The Women of Hezbollah…focuses on what its promotional blurb calls two Hezbollah “activists,” Zeinab and Khadjie, examining their “commitment” to the cause. According to one review, the film offers a “complex picture of Islamism, gender relations, feminism and nationalism.”
Meanwhile, Hollywood seems more than content to keep throwing money at box office bombs. Four non-documentary movies that put America in a bad light sank like stones last year:
-The Valley of Elah, starring Tommy Lee Jones, was about Iraq war combat trauma and its tragic consequences
-Rendition, starring Jake Gyllenhaal, Reese Witherspoon and Meryl Streep was about an Egyptian being removed from the U.S. and shipped to Egypt by the CIA
-Redacted, directed by Brian De Palma, was about U.S. soldiers tormenting an Iraqi family
-Lions for Lambs, was about U.S. involvement in Afghanistan. It starred Redford, Tom Cruise and Glenn Close. In an interview with ABC’s Diane Sawyer about the film, Redford scolded the U.S. media for not being hard enough on the Bush administration: “At the point we found out that the cause behind the war was a lie, that’s when I think everybody should have stood up, wakened up, and moved forward.”

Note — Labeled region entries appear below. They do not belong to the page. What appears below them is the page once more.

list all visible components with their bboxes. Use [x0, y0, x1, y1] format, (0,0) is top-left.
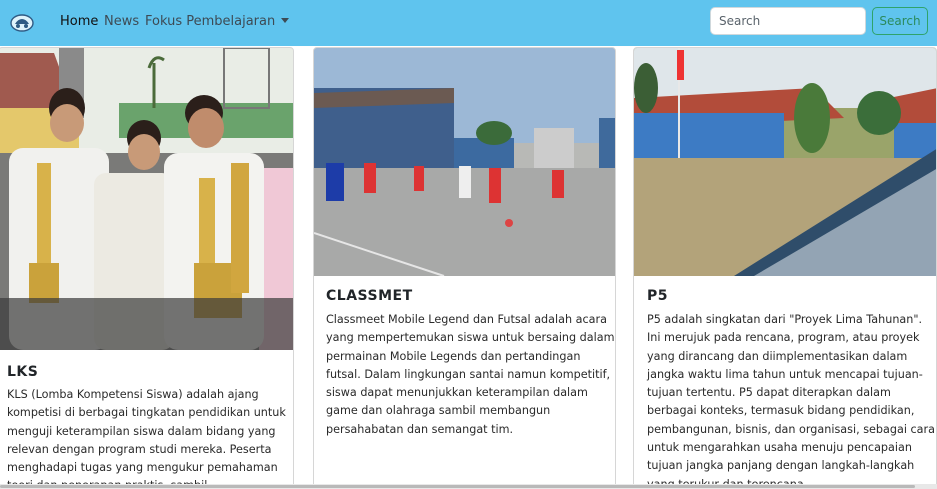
nav-fokus-dropdown[interactable]: Fokus Pembelajaran: [145, 14, 290, 29]
nav-home-link[interactable]: Home: [60, 14, 98, 29]
search-input[interactable]: [710, 7, 866, 35]
nav-fokus-label: Fokus Pembelajaran: [145, 14, 276, 29]
search-button[interactable]: Search: [872, 7, 928, 35]
card-text: KLS (Lomba Kompetensi Siswa) adalah ajan…: [7, 388, 286, 489]
card-text: P5 adalah singkatan dari "Proyek Lima Ta…: [647, 313, 935, 489]
car-logo-icon[interactable]: [10, 12, 34, 34]
navbar: Home News Fokus Pembelajaran Search: [0, 0, 937, 46]
school-assembly-field-photo: [634, 48, 936, 276]
chevron-down-icon: [281, 18, 290, 23]
card-classmet: CLASSMET Classmeet Mobile Legend dan Fut…: [313, 47, 616, 489]
card-text: Classmeet Mobile Legend dan Futsal adala…: [326, 313, 615, 436]
card-title: CLASSMET: [326, 288, 413, 304]
futsal-match-courtyard-photo: [314, 48, 615, 276]
card-p5: P5 P5 adalah singkatan dari "Proyek Lima…: [633, 47, 937, 489]
card-lks: LKS KLS (Lomba Kompetensi Siswa) adalah …: [0, 47, 294, 489]
card-title: LKS: [7, 364, 39, 380]
scrollbar-thumb[interactable]: [0, 485, 915, 488]
nav-news-link[interactable]: News: [104, 14, 139, 29]
students-holding-trophies-photo: [0, 48, 293, 350]
card-title: P5: [647, 288, 669, 304]
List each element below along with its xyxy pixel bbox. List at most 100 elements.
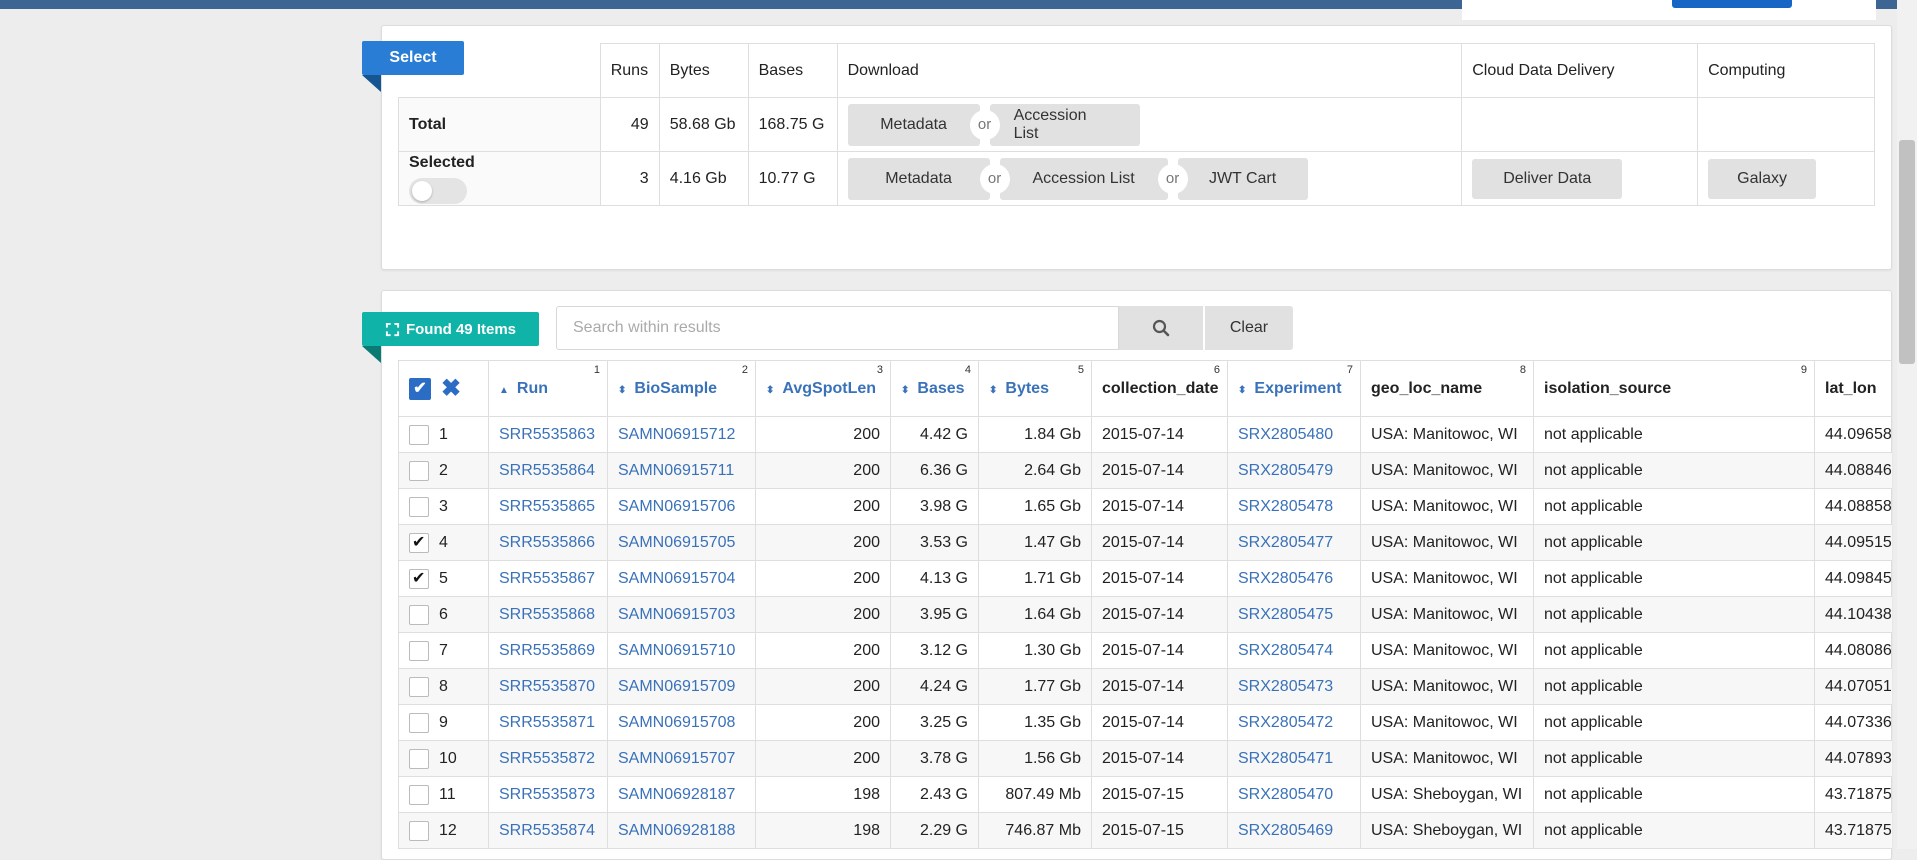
row-checkbox[interactable] bbox=[409, 748, 429, 769]
biosample-link[interactable]: SAMN06915706 bbox=[607, 488, 756, 525]
run-link[interactable]: SRR5535863 bbox=[488, 416, 608, 453]
experiment-link[interactable]: SRX2805476 bbox=[1227, 560, 1361, 597]
cloud-delivery-header: Cloud Data Delivery bbox=[1461, 43, 1699, 98]
experiment-link[interactable]: SRX2805471 bbox=[1227, 740, 1361, 777]
table-row[interactable]: 7 SRR5535869 SAMN06915710 200 3.12 G 1.30 Gb 2… bbox=[398, 632, 1892, 669]
table-row[interactable]: 6 SRR5535868 SAMN06915703 200 3.95 G 1.64 Gb 2… bbox=[398, 596, 1892, 633]
top-action-button[interactable] bbox=[1672, 0, 1792, 8]
row-checkbox[interactable] bbox=[409, 532, 429, 553]
results-table-container: ✔ ✖ ▲ Run 1 ⬍ BioSample 2 ⬍ AvgSpotLen 3 ⬍ Bases… bbox=[398, 360, 1892, 849]
run-link[interactable]: SRR5535864 bbox=[488, 452, 608, 489]
summary-table: Runs Bytes Bases Download Cloud Data Del… bbox=[398, 43, 1875, 206]
column-header-avgspotlen[interactable]: ⬍ AvgSpotLen 3 bbox=[755, 360, 891, 417]
experiment-link[interactable]: SRX2805469 bbox=[1227, 812, 1361, 849]
column-header-bytes[interactable]: ⬍ Bytes 5 bbox=[978, 360, 1092, 417]
table-row[interactable]: 12 SRR5535874 SAMN06928188 198 2.29 G 746.87 … bbox=[398, 812, 1892, 849]
experiment-link[interactable]: SRX2805472 bbox=[1227, 704, 1361, 741]
deselect-all-icon[interactable]: ✖ bbox=[441, 376, 461, 400]
row-checkbox[interactable] bbox=[409, 460, 429, 481]
column-header-collection-date[interactable]: collection_date 6 bbox=[1091, 360, 1228, 417]
table-row[interactable]: 9 SRR5535871 SAMN06915708 200 3.25 G 1.35 Gb 2… bbox=[398, 704, 1892, 741]
biosample-link[interactable]: SAMN06915704 bbox=[607, 560, 756, 597]
geo-loc-cell: USA: Manitowoc, WI bbox=[1360, 704, 1534, 741]
table-row[interactable]: 5 SRR5535867SAMN069157042004.13 G1.71 Gb2… bbox=[398, 560, 1892, 597]
selected-toggle[interactable] bbox=[409, 177, 467, 204]
selected-row: Selected 3 4.16 Gb 10.77 G Metadata or A… bbox=[398, 151, 1875, 206]
table-row[interactable]: 3 SRR5535865 SAMN06915706 200 3.98 G 1.65 Gb 2… bbox=[398, 488, 1892, 525]
geo-loc-cell: USA: Manitowoc, WI bbox=[1360, 596, 1534, 633]
run-link[interactable]: SRR5535871 bbox=[488, 704, 608, 741]
row-checkbox[interactable] bbox=[409, 496, 429, 517]
row-checkbox[interactable] bbox=[409, 424, 429, 445]
column-header-experiment[interactable]: ⬍ Experiment 7 bbox=[1227, 360, 1361, 417]
table-row[interactable]: 1 SRR5535863 SAMN06915712 200 4.42 G 1.84 Gb 2… bbox=[398, 416, 1892, 453]
table-row[interactable]: 8 SRR5535870 SAMN06915709 200 4.24 G 1.77 Gb 2… bbox=[398, 668, 1892, 705]
selected-metadata-button[interactable]: Metadata bbox=[847, 157, 990, 200]
row-number: 2 bbox=[439, 461, 448, 479]
run-link[interactable]: SRR5535870 bbox=[488, 668, 608, 705]
jwt-cart-button[interactable]: JWT Cart bbox=[1177, 157, 1308, 200]
row-checkbox[interactable] bbox=[409, 568, 429, 589]
avgspotlen-cell: 200 bbox=[755, 632, 891, 669]
column-header-bases[interactable]: ⬍ Bases 4 bbox=[890, 360, 979, 417]
experiment-link[interactable]: SRX2805475 bbox=[1227, 596, 1361, 633]
row-checkbox[interactable] bbox=[409, 676, 429, 697]
sort-icon: ⬍ bbox=[766, 384, 775, 396]
biosample-link[interactable]: SAMN06915710 bbox=[607, 632, 756, 669]
experiment-link[interactable]: SRX2805477 bbox=[1227, 524, 1361, 561]
experiment-link[interactable]: SRX2805473 bbox=[1227, 668, 1361, 705]
run-link[interactable]: SRR5535874 bbox=[488, 812, 608, 849]
table-row[interactable]: 10 SRR5535872 SAMN06915707 200 3.78 G 1.56 Gb… bbox=[398, 740, 1892, 777]
bytes-cell: 1.35 Gb bbox=[978, 704, 1092, 741]
column-header-lat-lon[interactable]: lat_lon bbox=[1814, 360, 1892, 417]
biosample-link[interactable]: SAMN06915712 bbox=[607, 416, 756, 453]
experiment-link[interactable]: SRX2805470 bbox=[1227, 776, 1361, 813]
scrollbar-thumb[interactable] bbox=[1899, 140, 1915, 364]
deliver-data-button[interactable]: Deliver Data bbox=[1472, 158, 1623, 199]
experiment-link[interactable]: SRX2805480 bbox=[1227, 416, 1361, 453]
page-scrollbar[interactable] bbox=[1897, 0, 1917, 849]
selected-bases: 10.77 G bbox=[747, 151, 838, 206]
column-header-isolation-source[interactable]: isolation_source 9 bbox=[1533, 360, 1815, 417]
run-link[interactable]: SRR5535872 bbox=[488, 740, 608, 777]
search-button[interactable] bbox=[1119, 306, 1203, 350]
row-checkbox[interactable] bbox=[409, 820, 429, 841]
table-row[interactable]: 4 SRR5535866SAMN069157052003.53 G1.47 Gb2… bbox=[398, 524, 1892, 561]
row-checkbox[interactable] bbox=[409, 640, 429, 661]
biosample-link[interactable]: SAMN06915705 bbox=[607, 524, 756, 561]
run-link[interactable]: SRR5535873 bbox=[488, 776, 608, 813]
run-link[interactable]: SRR5535865 bbox=[488, 488, 608, 525]
column-header-geo-loc-name[interactable]: geo_loc_name 8 bbox=[1360, 360, 1534, 417]
select-all-checkbox[interactable]: ✔ bbox=[409, 377, 431, 400]
row-checkbox[interactable] bbox=[409, 712, 429, 733]
row-select-cell: 11 bbox=[398, 776, 489, 813]
search-icon bbox=[1152, 319, 1170, 337]
clear-button[interactable]: Clear bbox=[1205, 306, 1293, 350]
experiment-link[interactable]: SRX2805474 bbox=[1227, 632, 1361, 669]
biosample-link[interactable]: SAMN06915711 bbox=[607, 452, 756, 489]
table-row[interactable]: 2 SRR5535864 SAMN06915711 200 6.36 G 2.64 Gb 2… bbox=[398, 452, 1892, 489]
row-checkbox[interactable] bbox=[409, 604, 429, 625]
run-link[interactable]: SRR5535868 bbox=[488, 596, 608, 633]
biosample-link[interactable]: SAMN06915708 bbox=[607, 704, 756, 741]
biosample-link[interactable]: SAMN06915709 bbox=[607, 668, 756, 705]
search-input[interactable] bbox=[556, 306, 1119, 350]
run-link[interactable]: SRR5535869 bbox=[488, 632, 608, 669]
biosample-link[interactable]: SAMN06928188 bbox=[607, 812, 756, 849]
run-link[interactable]: SRR5535866 bbox=[488, 524, 608, 561]
avgspotlen-cell: 200 bbox=[755, 560, 891, 597]
experiment-link[interactable]: SRX2805479 bbox=[1227, 452, 1361, 489]
column-header-biosample[interactable]: ⬍ BioSample 2 bbox=[607, 360, 756, 417]
column-header-run[interactable]: ▲ Run 1 bbox=[488, 360, 608, 417]
biosample-link[interactable]: SAMN06928187 bbox=[607, 776, 756, 813]
run-link[interactable]: SRR5535867 bbox=[488, 560, 608, 597]
total-accession-list-button[interactable]: Accession List bbox=[989, 103, 1140, 146]
experiment-link[interactable]: SRX2805478 bbox=[1227, 488, 1361, 525]
galaxy-button[interactable]: Galaxy bbox=[1708, 158, 1817, 199]
selected-accession-list-button[interactable]: Accession List bbox=[999, 157, 1168, 200]
total-metadata-button[interactable]: Metadata bbox=[847, 103, 980, 146]
row-checkbox[interactable] bbox=[409, 784, 429, 805]
biosample-link[interactable]: SAMN06915703 bbox=[607, 596, 756, 633]
table-row[interactable]: 11 SRR5535873 SAMN06928187 198 2.43 G 807.49 … bbox=[398, 776, 1892, 813]
biosample-link[interactable]: SAMN06915707 bbox=[607, 740, 756, 777]
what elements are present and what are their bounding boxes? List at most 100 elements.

People who want to make inspirational movies about good things Americans have done routinely get the cold shoulder from Hollywood financiers. Action star Bruce Willis is reportedly having trouble getting movie studios interested in his proposed movie about the 1st Battalion, 24th Infantry, (known as the “Deuce Four”) that heroically battled Islamist fighters in Mosul, Iraq. Willis wants to spotlight “these guys who do what they are asked for very little money to defend and fight for what they consider to be freedom.”
“Sounds like blockbuster material –but where are the Hollywood heavies who will help him make it and make a buck?” asks Adamson.
And don’t hold your breath waiting for Soros or Sundance to help out conservative movie makers any time soon, because when you love America and American values you’re just not considered hip in Hollywood: Conservatives have to blaze their own path. Govindini Murty and Jason Apuzzo are doing just that with the Liberty Film Festival, and so is Thor Halvorssen’s Moving Picture Institute (MPI).
The Liberty Film Festival has screened Border (2007), about the public response to illegal immigration; Suicide Killers (2006), about Islamists’ terror tactics; and The Road to Jenin (2003), about Israel’s military reply to the Palestinian “Passover bombing.” MPI boosts movies such as Indoctrinate U (2007), an expose of political correctness on college campuses, and Mine Your Own Business (2006), a critical look at environmental elitists fighting gold mining operations in desperately poor Romania – against the wishes of local residents who want the mine and the jobs and economic development that would come with it.